When 12-year-old Carter Noseworthy picked up a new hobby during the pandemic lockdown, he never dreamed he’d get paid to do it.
The Halifax boy, who has always had an interest in drawing and architecture, decided to teach himself watercolour painting while stuck at home during Nova Scotia’s third wave of COVID-19. He has since taken a brief online course to brush up on his technique.
After starting up an Instagram account for his work and sharing his story with CBC News, he has been working non-stop to keep up with the demand for commissions.
“I’m definitely surprised, ’cause at first, I just went to Michaels [arts and crafts store] one day to experiment with watercolour in one of my sketches and then it just gradually became this business,” he said.

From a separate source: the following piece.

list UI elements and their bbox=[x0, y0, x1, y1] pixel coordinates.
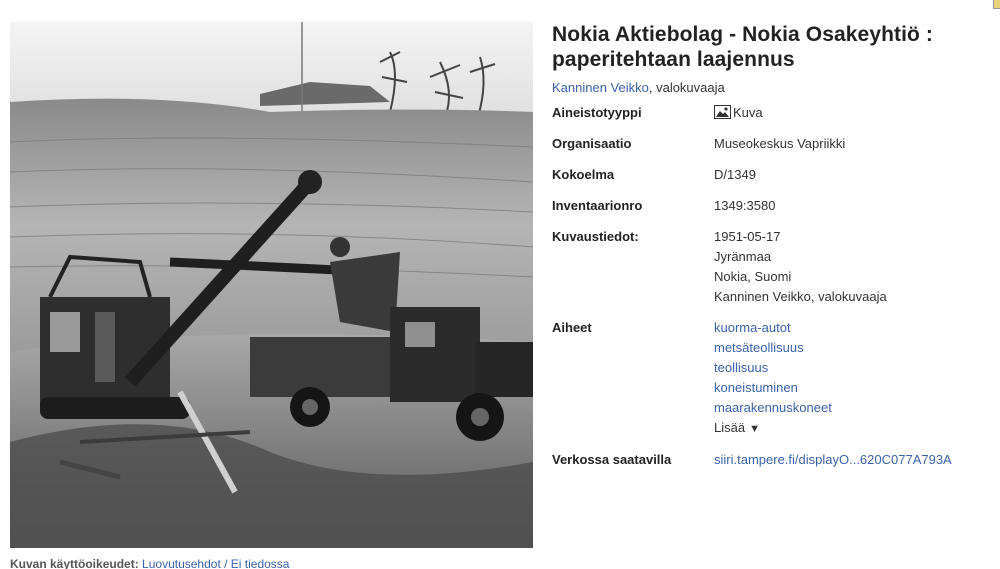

Since getting his first commission in May, he’s now completed close to 40, having sent his original pieces and countless prints all over North America, and across the ocean to countries such as France, Turkey, and Singapore.
Of all the world-famous buildings the aspiring architect has captured on paper, his favourite was the main Parliament building in Canada’s capital city. He said the shapes and colours worked nicely together.
“I’m very lucky, because I’m getting paid for something that I enjoy,” he said.
“I think it’ll help me in the future because those great buildings that I like to draw, they’ve been designed by architects. And if I draw them, it’ll help to understand how to design buildings when I’m older.”
But it’s not just iconic landmarks — he’s also had work commissioned by local businesses, like the Waegwoltic Club, and Field Guide restaurant in Halifax.
Then there’s the more sentimental pieces, including an original painting of his school as a year-end gift to his teacher and several commissions to paint people’s childhood homes.
“It made me feel good knowing that they asked me to draw something that they feel connected to,” he said.
Creativity runs in the Noseworthy family. Both his parents are artists in their own right.
His Instagram page is managed with the help of his mother, Colleen Wade Noseworthy, who never ceases to be impressed by her son’s multitude of talents.
“I watch him, and he’s so fast, it’s almost like his hand is moving and he doesn’t even have to think about it,” she said.
“What looks like a scribble, when it’s all put together, they’re windows and doors and fine details. I think that’s just a gift.”
$1 per sale to Autism NS
The price for each original piece varies depending on the amount of time and materials required to make it, but they average around $100. Prints sell for $20 and are sold locally at the Village Emporium in Chester, N.S.
For each piece, Noseworthy donates a dollar to Autism Arts, a program run by Autism Nova Scotia that helps young people on the spectrum explore self-expression through art.
“He has several friends who are on the spectrum, and he knows how important it is to work with art, and what it can do for you,” his mother said.
For now, Noseworthy is tackling one last commission before temporarily scaling back his watercolour business to focus on his next chapter — starting Grade 8.